When I was 18, my mother was diagnosed with breast cancer. At this time she started a very different relationship with medicine. She started to look at all the natural and alternative medicines. As she went along this path, she began to dismiss much about conventional medicine and what it had to offer. I watched her go into complete remission (medically stated) using ‘natural’ methods, and I found this very inspirational.

Through this process I began to read many of the books that she had (and she had literally hundreds). I too began to see things in a ‘different’ way than I had before. Somewhere along the way my mother became anti-vaccination and I too took on her anti-vaccination stance, after reading much of the material that supported that stance.

I decided that the harms of vaccination seemed to far outweigh getting a disease. I came to the decision that if I ever had children, I would not vaccinate them and intentionally put them at risk.

At the age of 35 I had my daughter. Both my husband and I had no intention of vaccinating her, and we did not. Just before her 3rd birthday she contracted chicken pox – a very bad case.

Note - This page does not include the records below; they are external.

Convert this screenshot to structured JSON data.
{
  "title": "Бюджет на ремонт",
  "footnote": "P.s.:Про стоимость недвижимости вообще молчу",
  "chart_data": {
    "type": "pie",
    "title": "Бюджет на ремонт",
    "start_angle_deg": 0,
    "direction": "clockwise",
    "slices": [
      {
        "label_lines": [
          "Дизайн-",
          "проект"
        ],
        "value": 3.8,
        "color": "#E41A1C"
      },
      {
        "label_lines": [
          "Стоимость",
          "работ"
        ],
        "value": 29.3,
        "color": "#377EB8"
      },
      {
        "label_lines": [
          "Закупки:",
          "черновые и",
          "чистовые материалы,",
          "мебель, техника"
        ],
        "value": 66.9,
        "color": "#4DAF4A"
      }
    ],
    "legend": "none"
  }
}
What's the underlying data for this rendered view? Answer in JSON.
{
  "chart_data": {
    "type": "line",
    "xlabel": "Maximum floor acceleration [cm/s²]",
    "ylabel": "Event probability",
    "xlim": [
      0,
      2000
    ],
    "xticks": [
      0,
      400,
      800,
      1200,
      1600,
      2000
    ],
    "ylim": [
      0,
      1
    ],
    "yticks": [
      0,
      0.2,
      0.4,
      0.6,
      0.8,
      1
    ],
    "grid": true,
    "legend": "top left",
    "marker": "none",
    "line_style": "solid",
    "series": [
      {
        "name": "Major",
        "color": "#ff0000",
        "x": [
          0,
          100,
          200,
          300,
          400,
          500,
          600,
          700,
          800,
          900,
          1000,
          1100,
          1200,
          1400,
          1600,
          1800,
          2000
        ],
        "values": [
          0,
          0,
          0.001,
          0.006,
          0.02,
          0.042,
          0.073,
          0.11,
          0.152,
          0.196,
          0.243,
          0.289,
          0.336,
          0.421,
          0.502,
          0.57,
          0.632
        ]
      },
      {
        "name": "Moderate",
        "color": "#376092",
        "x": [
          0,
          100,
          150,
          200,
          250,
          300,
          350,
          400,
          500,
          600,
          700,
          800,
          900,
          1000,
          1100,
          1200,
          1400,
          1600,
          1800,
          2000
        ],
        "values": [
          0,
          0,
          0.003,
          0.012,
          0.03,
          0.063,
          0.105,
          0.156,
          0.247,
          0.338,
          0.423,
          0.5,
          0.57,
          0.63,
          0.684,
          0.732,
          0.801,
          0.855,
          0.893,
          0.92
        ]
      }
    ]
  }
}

From that I began to question whether or not we should have vaccinated her, after the doctor stated that the vaccination may have prevented the disease, or at the very least she would have only had a mild case.

I had met Serge Benhayon a few years previously, at the age of 31. In a conversation with Serge not long after my daughter’s illness, I asked whether we should vaccinate our daughter or not and what his views on vaccination were. His reply was that he could not and would not tell us what to do, but that he knew vaccinations do what they are supposed to do and that all his children had been vaccinated.

Following this, my husband and I talked and decided to vaccinate our daughter. Still caught up in the fear a little, we vaccinated her for everything except MMR (measles, mumps and rubella). Although we vaccinated our daughter, we never took responsibility for our selves and our own health, and did nothing to ensure that our own vaccinations were up to date.

Over time even this attitude has changed. We recently chose to vaccinate our daughter for MMR, as well as travel vaccinations. Not only that, but my husband and I also got all the shots we needed to bring ourselves fully up to date.

If it were not for the support and wise words of Serge Benhayon, offering us a greater perspective upon which to make our decision, my husband and I would never have vaccinated our daughter. We understand now that this put not only her at unnecessary risk of preventable diseases, but also others in the community. Our initial choice not to vaccinate was made out of fear, and not wishing to do her harm, but there is a bigger picture here, one that includes us all.